Осип Мандельштам стоял в почетном карауле у гроба. 10–11 января он наговаривает свой реквием по Андрею Белому:
Голубые глаза и горячая лобная кость —
Мировая манила тебя молодящая злость.
И за то, что тебе суждена была чудная власть,
Положили тебя никогда не судить и не клясть.
На тебя надевали тиару — юрода колпак,
Бирюзовый учитель, мучитель, властитель, дурак!
Как снежок на Москве заводил кавардак гоголек:
Непонятен-понятен, невнятен, запутан, легок…
…..
Как стрекозы садятся, не чуя воды, в камыши,
Налетели на мертвого жирные карандаши.
На коленях держали для славных потомков листы,
Рисовали, просили прощенья у каждой черты.
Меж тобой и страной ледяная рождается связь —
Так лежи, молодей и лежи, бесконечно прямясь.
Да не спросят тебя молодые, грядущие те,
Каково тебе там в пустоте, в чистоте, сироте…
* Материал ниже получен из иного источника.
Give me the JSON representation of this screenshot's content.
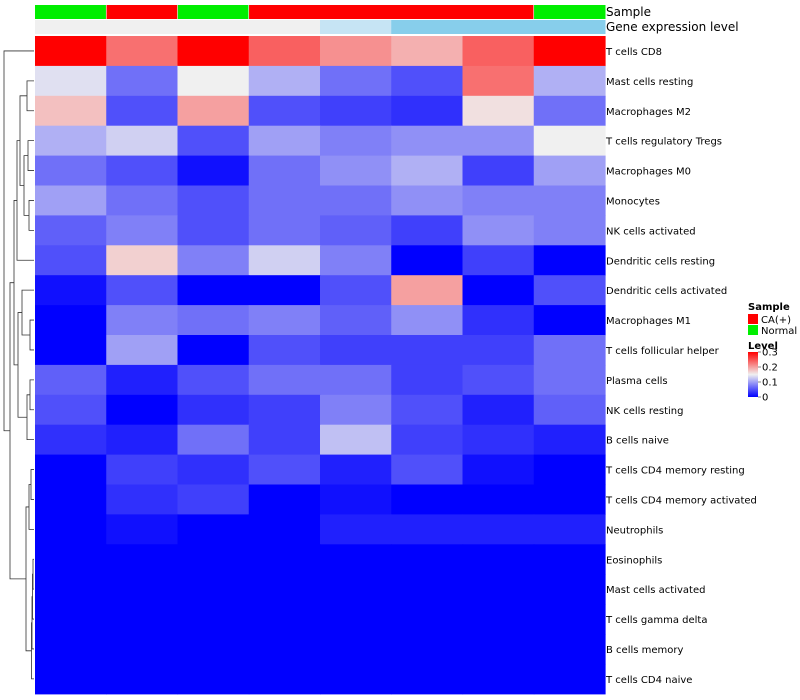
{
  "chart_data": {
    "type": "heatmap",
    "annotation_rows": [
      "Sample",
      "Gene expression level"
    ],
    "columns": [
      {
        "sample": "Normal",
        "gene_expression_level": "Low"
      },
      {
        "sample": "CA(+)",
        "gene_expression_level": "Low"
      },
      {
        "sample": "Normal",
        "gene_expression_level": "Low"
      },
      {
        "sample": "CA(+)",
        "gene_expression_level": "Low"
      },
      {
        "sample": "CA(+)",
        "gene_expression_level": "Medium"
      },
      {
        "sample": "CA(+)",
        "gene_expression_level": "High"
      },
      {
        "sample": "CA(+)",
        "gene_expression_level": "High"
      },
      {
        "sample": "Normal",
        "gene_expression_level": "High"
      }
    ],
    "rows": [
      "T cells CD8",
      "Mast cells resting",
      "Macrophages M2",
      "T cells regulatory  Tregs",
      "Macrophages M0",
      "Monocytes",
      "NK cells activated",
      "Dendritic cells resting",
      "Dendritic cells activated",
      "Macrophages M1",
      "T cells follicular helper",
      "Plasma cells",
      "NK cells resting",
      "B cells naive",
      "T cells CD4 memory resting",
      "T cells CD4 memory activated",
      "Neutrophils",
      "Eosinophils",
      "Mast cells activated",
      "T cells gamma delta",
      "B cells memory",
      "T cells CD4 naive"
    ],
    "values": [
      [
        0.3,
        0.23,
        0.3,
        0.24,
        0.21,
        0.19,
        0.24,
        0.3
      ],
      [
        0.14,
        0.07,
        0.15,
        0.11,
        0.07,
        0.05,
        0.23,
        0.11
      ],
      [
        0.18,
        0.05,
        0.2,
        0.05,
        0.04,
        0.03,
        0.16,
        0.07
      ],
      [
        0.11,
        0.13,
        0.05,
        0.1,
        0.08,
        0.09,
        0.09,
        0.15
      ],
      [
        0.07,
        0.05,
        0.01,
        0.07,
        0.09,
        0.11,
        0.04,
        0.1
      ],
      [
        0.1,
        0.07,
        0.05,
        0.07,
        0.07,
        0.09,
        0.08,
        0.08
      ],
      [
        0.06,
        0.08,
        0.05,
        0.07,
        0.06,
        0.04,
        0.09,
        0.08
      ],
      [
        0.05,
        0.17,
        0.08,
        0.13,
        0.08,
        0.0,
        0.04,
        0.0
      ],
      [
        0.01,
        0.05,
        0.0,
        0.0,
        0.05,
        0.2,
        0.0,
        0.05
      ],
      [
        0.0,
        0.08,
        0.07,
        0.08,
        0.06,
        0.09,
        0.03,
        0.0
      ],
      [
        0.0,
        0.1,
        0.0,
        0.05,
        0.04,
        0.04,
        0.04,
        0.07
      ],
      [
        0.06,
        0.02,
        0.05,
        0.07,
        0.07,
        0.04,
        0.05,
        0.07
      ],
      [
        0.05,
        0.0,
        0.03,
        0.04,
        0.08,
        0.05,
        0.02,
        0.06
      ],
      [
        0.03,
        0.02,
        0.07,
        0.04,
        0.12,
        0.04,
        0.03,
        0.02
      ],
      [
        0.0,
        0.04,
        0.03,
        0.05,
        0.02,
        0.05,
        0.01,
        0.0
      ],
      [
        0.0,
        0.03,
        0.04,
        0.0,
        0.01,
        0.0,
        0.0,
        0.0
      ],
      [
        0.0,
        0.01,
        0.0,
        0.0,
        0.02,
        0.02,
        0.02,
        0.02
      ],
      [
        0.0,
        0.0,
        0.0,
        0.0,
        0.0,
        0.0,
        0.0,
        0.0
      ],
      [
        0.0,
        0.0,
        0.0,
        0.0,
        0.0,
        0.0,
        0.0,
        0.0
      ],
      [
        0.0,
        0.0,
        0.0,
        0.0,
        0.0,
        0.0,
        0.0,
        0.0
      ],
      [
        0.0,
        0.0,
        0.0,
        0.0,
        0.0,
        0.0,
        0.0,
        0.0
      ],
      [
        0.0,
        0.0,
        0.0,
        0.0,
        0.0,
        0.0,
        0.0,
        0.0
      ]
    ],
    "color_scale": {
      "min": 0,
      "max": 0.3,
      "low_color": "#0000ff",
      "mid_color": "#f0f0f0",
      "high_color": "#ff0000",
      "mid_value": 0.15
    },
    "legend": {
      "sample_title": "Sample",
      "sample_entries": [
        {
          "label": "CA(+)",
          "color": "#ff0000"
        },
        {
          "label": "Normal",
          "color": "#00ee00"
        }
      ],
      "level_title": "Level",
      "level_ticks": [
        "0.3",
        "0.2",
        "0.1",
        "0"
      ],
      "level_tick_values": [
        0.3,
        0.2,
        0.1,
        0
      ],
      "placement": "right"
    },
    "gene_expression_colors": {
      "Low": "#f0f0f0",
      "Medium": "#c6e4f4",
      "High": "#87ceeb"
    },
    "dendrogram": "left (rows)"
  }
}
В Париже ничего этого — ни скандала, ни стихов — не знают. 18 января 1934 года в зале Географического общества на бульваре Сен-Жермен, 184, «Кочевье» провело вечер памяти Белого, вступительное слово произнес Марк Слоним, следом за которым выступила творческая молодежь: В. Андреев, Г. Газданов, Б. Поплавский, В. Сосинский. МЦ там была. Спустя несколько дней она с опаской, помня о недоразумениях прошлых лет, пошла на доклад Ходасевича о Белом, уже начав прозу о нем («Пленный дух»), с младенчески чистого запева: «Почему молилась о нем сама трехлетняя Аля? Белый у нас в доме не бывал. Но книгу его «Серебряный голубь» часто называли. Серебряный голубь Андрея Белого. Какой-то Андрей, у которого есть серебряный голубь, а этот Андрей еще и белый. У кого же может быть серебряный голубь, как не у ангела, и кто же еще, кроме ангела, может называться — Белый? Все Ивановичи, Александровичи, Петровичи, а этот просто — Белый. Белый ангел с серебряным голубем на руках». Лирическая проза, ее конек. 5 февраля 1934 года МЦ пишет Вере Буниной: «Вера, был совершенно изумительный доклад Ходасевича о Белом: ЛУЧШЕ НЕЛЬЗЯ. Опасно-живое (еще сорокового дня не было!), ответственное в каждом слоге — и справился: что надо — сказал, всё, что надо — сказал, а надо было сказать — именно всё, самое личное — в первую голову. И сказал — всё: где можно — словами, где неможно. (NB! так наши польские бабушки говорили, польское слово, а по-моему и в России, в старину) — интонациями, голосовым курсивом, всем, вплоть до паузы. <…> Вся ходасевичева острота в распоряжении на этот раз — любви. <…> Словом, Вера, было замечательно. Мне можно верить, п. ч. я Ходасевича никогда не любила (знала цену — всегда) и пришла именно, чтобы не было сказано о Белом злого, т. е. — лжи. А ушла — счастливая, залитая благодарностью и радостью».